A recent review of 15 similar studies concluded that green-tea catechins with caffeine modestly reduced body-mass index (BMI), body weight and waist circumference, but not waist-to-hip ratio.
Protecting against pneumonia: Among the latest proposed green-tea benefits is the possibility that its antioxidants might help combat the growth of viruses and other microorganisms. That’s the suggestion of Japanese researchers who recently reported a link between green tea consumption and reduced risk of dying from pneumonia, at least for women. Scientists at Tohuku University studied 21,493 women and 19,079 men, ages 40 to 79 and free of chronic disease at the start of the research. Over more than 12 years of follow-up, 408 participants died from pneumonia. Women drinking five or more cups of green tea daily were 47% less likely to die of pneumonia, and even those sipping just a cup or so were at 41% lower risk. The same association was not seen in men, however.

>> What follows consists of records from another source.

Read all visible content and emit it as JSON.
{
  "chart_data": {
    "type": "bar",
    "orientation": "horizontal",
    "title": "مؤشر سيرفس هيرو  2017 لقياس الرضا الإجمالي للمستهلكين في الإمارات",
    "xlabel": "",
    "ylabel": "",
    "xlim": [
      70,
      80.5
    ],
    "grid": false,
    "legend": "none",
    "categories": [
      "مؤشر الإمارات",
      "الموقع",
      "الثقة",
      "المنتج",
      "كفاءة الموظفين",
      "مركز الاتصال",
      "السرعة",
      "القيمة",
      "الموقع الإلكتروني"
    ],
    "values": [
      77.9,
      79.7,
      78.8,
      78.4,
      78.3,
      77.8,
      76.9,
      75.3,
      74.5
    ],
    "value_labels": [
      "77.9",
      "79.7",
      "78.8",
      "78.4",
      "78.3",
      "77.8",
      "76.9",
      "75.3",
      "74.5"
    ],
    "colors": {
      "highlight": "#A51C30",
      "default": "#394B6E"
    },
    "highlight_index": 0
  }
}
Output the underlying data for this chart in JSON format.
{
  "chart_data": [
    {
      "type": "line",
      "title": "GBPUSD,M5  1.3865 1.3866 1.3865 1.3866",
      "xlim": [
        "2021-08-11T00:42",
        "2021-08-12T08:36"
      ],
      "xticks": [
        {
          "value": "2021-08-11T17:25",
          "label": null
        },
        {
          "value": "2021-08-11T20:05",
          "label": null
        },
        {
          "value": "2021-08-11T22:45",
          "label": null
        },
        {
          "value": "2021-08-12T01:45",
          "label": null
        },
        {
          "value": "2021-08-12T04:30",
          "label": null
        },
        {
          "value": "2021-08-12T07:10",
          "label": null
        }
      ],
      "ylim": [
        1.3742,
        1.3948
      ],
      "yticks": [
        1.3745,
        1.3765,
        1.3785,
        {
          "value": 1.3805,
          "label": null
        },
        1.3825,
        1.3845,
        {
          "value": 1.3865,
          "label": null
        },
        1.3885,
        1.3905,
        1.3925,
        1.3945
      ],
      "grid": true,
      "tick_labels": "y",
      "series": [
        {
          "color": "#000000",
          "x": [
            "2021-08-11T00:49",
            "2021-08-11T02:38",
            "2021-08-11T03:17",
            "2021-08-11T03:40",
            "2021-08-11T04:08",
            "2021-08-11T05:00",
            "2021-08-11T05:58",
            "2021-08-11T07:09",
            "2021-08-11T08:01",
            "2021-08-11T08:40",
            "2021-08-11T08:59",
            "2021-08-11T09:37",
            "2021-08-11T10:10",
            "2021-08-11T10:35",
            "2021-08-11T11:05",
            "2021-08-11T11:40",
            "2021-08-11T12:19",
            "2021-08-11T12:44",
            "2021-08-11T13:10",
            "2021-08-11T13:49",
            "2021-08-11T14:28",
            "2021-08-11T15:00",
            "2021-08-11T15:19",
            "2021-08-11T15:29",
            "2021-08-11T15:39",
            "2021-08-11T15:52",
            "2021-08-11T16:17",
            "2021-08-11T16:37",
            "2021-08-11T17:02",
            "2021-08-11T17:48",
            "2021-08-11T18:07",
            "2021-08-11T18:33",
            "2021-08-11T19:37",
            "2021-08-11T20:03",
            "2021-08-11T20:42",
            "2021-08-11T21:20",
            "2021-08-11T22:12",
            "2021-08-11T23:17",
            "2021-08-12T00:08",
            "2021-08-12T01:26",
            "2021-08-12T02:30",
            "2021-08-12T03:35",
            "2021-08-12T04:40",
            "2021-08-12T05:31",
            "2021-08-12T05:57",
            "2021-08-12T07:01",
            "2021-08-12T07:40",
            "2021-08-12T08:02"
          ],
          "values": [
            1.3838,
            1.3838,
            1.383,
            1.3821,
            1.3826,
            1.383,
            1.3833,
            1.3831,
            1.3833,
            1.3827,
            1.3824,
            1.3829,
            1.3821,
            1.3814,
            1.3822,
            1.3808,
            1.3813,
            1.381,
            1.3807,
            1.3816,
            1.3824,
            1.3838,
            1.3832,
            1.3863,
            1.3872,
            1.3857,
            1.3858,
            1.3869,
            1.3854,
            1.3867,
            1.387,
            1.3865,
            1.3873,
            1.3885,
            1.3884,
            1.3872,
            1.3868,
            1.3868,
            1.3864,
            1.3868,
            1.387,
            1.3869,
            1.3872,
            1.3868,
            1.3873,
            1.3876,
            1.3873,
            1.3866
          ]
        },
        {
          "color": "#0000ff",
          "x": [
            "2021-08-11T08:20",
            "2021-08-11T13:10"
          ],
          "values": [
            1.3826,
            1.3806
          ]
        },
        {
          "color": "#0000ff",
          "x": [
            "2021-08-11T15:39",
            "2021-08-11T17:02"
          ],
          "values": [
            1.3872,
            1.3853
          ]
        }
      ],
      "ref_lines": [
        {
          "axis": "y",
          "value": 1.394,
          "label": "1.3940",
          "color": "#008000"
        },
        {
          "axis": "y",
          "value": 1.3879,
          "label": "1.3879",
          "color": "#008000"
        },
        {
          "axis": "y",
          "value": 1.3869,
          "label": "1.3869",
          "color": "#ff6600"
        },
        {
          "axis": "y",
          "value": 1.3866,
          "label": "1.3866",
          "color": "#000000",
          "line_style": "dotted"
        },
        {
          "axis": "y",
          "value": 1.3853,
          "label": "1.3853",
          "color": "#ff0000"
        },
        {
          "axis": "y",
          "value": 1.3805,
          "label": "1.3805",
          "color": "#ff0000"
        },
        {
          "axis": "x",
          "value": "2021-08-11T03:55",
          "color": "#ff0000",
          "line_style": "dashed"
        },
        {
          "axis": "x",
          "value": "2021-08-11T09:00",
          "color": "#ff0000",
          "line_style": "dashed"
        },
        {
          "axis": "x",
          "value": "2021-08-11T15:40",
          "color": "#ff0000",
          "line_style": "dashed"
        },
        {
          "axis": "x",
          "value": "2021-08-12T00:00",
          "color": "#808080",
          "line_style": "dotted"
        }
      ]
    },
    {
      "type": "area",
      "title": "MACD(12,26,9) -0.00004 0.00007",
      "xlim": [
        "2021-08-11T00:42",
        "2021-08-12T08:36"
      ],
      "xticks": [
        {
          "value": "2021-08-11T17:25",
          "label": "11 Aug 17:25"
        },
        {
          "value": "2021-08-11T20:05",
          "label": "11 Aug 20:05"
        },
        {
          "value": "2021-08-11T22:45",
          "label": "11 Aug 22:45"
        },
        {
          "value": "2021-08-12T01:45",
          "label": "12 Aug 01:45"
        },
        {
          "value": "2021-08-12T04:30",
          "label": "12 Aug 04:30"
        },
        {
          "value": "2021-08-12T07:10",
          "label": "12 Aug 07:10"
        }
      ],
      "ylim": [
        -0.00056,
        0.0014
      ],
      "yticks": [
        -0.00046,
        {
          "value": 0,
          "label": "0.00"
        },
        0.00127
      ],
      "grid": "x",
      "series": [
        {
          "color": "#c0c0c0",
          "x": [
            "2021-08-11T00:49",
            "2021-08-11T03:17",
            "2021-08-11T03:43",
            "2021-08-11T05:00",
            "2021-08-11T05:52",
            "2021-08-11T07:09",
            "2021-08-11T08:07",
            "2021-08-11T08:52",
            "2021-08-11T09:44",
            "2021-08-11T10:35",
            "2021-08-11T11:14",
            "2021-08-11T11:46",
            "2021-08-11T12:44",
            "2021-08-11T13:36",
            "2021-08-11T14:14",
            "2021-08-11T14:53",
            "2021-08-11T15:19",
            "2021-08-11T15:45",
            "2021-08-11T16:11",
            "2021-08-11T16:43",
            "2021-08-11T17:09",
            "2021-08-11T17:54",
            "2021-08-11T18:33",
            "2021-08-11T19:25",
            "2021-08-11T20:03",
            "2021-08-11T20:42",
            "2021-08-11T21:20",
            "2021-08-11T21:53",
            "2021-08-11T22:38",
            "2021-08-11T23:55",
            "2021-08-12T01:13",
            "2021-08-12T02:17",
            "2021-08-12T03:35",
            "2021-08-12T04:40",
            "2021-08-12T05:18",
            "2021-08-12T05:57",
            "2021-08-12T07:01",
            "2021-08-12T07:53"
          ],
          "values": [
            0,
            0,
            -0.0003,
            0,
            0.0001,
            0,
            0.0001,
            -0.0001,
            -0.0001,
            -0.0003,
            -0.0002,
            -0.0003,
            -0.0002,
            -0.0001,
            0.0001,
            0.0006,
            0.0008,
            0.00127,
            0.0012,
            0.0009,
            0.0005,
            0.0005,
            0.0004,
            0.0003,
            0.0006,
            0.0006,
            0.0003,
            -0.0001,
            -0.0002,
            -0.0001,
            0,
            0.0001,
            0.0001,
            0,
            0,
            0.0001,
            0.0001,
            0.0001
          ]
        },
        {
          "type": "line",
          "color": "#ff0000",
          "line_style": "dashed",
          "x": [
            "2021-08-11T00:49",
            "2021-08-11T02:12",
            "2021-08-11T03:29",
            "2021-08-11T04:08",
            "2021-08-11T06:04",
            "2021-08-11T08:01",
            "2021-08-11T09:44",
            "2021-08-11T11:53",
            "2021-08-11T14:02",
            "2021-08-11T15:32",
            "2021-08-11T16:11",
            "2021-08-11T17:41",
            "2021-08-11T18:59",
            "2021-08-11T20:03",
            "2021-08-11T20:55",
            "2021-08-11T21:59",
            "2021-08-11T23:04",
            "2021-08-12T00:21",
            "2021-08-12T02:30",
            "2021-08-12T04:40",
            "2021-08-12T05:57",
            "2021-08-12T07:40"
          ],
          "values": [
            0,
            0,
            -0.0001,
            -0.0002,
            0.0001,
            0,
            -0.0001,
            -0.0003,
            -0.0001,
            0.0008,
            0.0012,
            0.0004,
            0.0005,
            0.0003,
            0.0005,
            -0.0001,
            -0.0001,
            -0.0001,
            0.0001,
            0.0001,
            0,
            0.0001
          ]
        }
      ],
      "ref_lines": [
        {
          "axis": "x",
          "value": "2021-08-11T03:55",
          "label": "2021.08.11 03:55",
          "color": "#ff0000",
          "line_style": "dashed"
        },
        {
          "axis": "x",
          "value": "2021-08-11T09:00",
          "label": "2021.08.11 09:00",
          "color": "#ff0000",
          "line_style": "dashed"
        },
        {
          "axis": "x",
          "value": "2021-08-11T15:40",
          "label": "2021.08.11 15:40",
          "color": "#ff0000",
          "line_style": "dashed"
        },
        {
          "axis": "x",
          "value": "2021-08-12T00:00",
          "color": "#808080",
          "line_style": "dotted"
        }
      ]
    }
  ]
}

Keeping cells young: Finally, the notion that green tea might help you live, if not forever, at least a little longer might not be so far-fetched. In another new study, Hong Kong researchers reported that people who drank an average of three cups of tea daily had longer telomeres—DNA sequences at the end of chromosomes that shorten with aging—than those averaging a quarter-cup daily or less. The study involved 976 men and 1,030 women over the age of 65 and measured both green and black tea consumption; the majority of tea consumed, however, was the green variety popular in China. The cellular difference corresponds to the equivalent of about five years of life, the researchers said, adding: “The antioxidant properties of tea and its constituent nutrients may protect telomeres from oxidative damage in the normal aging process.”
While cautioning against reading too much into these results, Tufts’ Blumberg says the study represents yet another reason to incorporate drinking tea as part of an overall healthy diet.